In Matthieu Gafsou’s H+, a map of augmented humanity threatens to become a transcription of everything.
Transhumanism is an intellectual movement that aims to augment the human body through use of sciences and technique. This topic refers to everyday purposes, which are already banal, such as the use of pacemakers or smartphones. It also refers to fantasies which advocate immortality and even claim the abandonment of the body made of flesh in favor of the machine. From the myth of the cyborg to the chimera, transhumanism can bring to mind a new religion.

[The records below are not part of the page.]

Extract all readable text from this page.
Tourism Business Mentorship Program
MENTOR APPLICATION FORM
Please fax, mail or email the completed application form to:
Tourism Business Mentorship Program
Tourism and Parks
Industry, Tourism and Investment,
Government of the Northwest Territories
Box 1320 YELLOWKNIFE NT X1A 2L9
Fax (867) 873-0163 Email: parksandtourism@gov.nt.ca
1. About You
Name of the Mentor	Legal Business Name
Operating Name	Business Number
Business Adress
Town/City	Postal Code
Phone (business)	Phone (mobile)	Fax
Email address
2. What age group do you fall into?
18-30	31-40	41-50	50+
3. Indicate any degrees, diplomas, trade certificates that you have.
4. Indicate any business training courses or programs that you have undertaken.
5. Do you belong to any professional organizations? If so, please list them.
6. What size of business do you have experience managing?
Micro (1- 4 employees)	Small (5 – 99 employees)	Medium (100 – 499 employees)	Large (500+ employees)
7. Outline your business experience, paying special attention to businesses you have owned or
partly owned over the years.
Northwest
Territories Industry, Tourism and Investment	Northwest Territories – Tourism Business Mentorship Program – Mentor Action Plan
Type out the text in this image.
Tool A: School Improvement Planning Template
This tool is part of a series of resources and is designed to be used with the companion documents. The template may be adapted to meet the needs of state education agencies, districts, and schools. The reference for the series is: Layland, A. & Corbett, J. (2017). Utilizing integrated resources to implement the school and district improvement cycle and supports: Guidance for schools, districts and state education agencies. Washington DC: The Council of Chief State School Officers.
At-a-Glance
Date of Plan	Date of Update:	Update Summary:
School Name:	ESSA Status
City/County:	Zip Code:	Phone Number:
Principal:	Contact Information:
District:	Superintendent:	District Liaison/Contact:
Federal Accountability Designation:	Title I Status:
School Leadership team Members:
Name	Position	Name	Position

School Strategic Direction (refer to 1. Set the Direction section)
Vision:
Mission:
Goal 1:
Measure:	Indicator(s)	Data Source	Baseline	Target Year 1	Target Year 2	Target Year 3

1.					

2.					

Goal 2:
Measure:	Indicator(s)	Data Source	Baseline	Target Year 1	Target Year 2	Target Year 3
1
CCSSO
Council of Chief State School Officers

H+ is about the present. What really exists, what we can see, where we can see it. From Switzerland to Russia, between France, Germany and Czech Republic, he has been tracking, the people – from biohackers working in garages to major labs –, the objects and sometimes the concepts related to this movement. When he started his research in 2014, Matthieu Gafsou quickly realized that the problem would not be to find information or subjects, but to sort those out, to prioritize and to build a clear map of the transhumanist movement. It is the sum of various fragments that weaves a network of meaning, a mesh rather than a narrative. Implicitly, this allows Gafsou to formulate his relation to documentary photography: it is a bridge of sight and not a truth. There are, therefore, many defects and deformations. Gafsou opts for a radicality of renditions, which testifies of the latent violence involved in the technological transformations under way.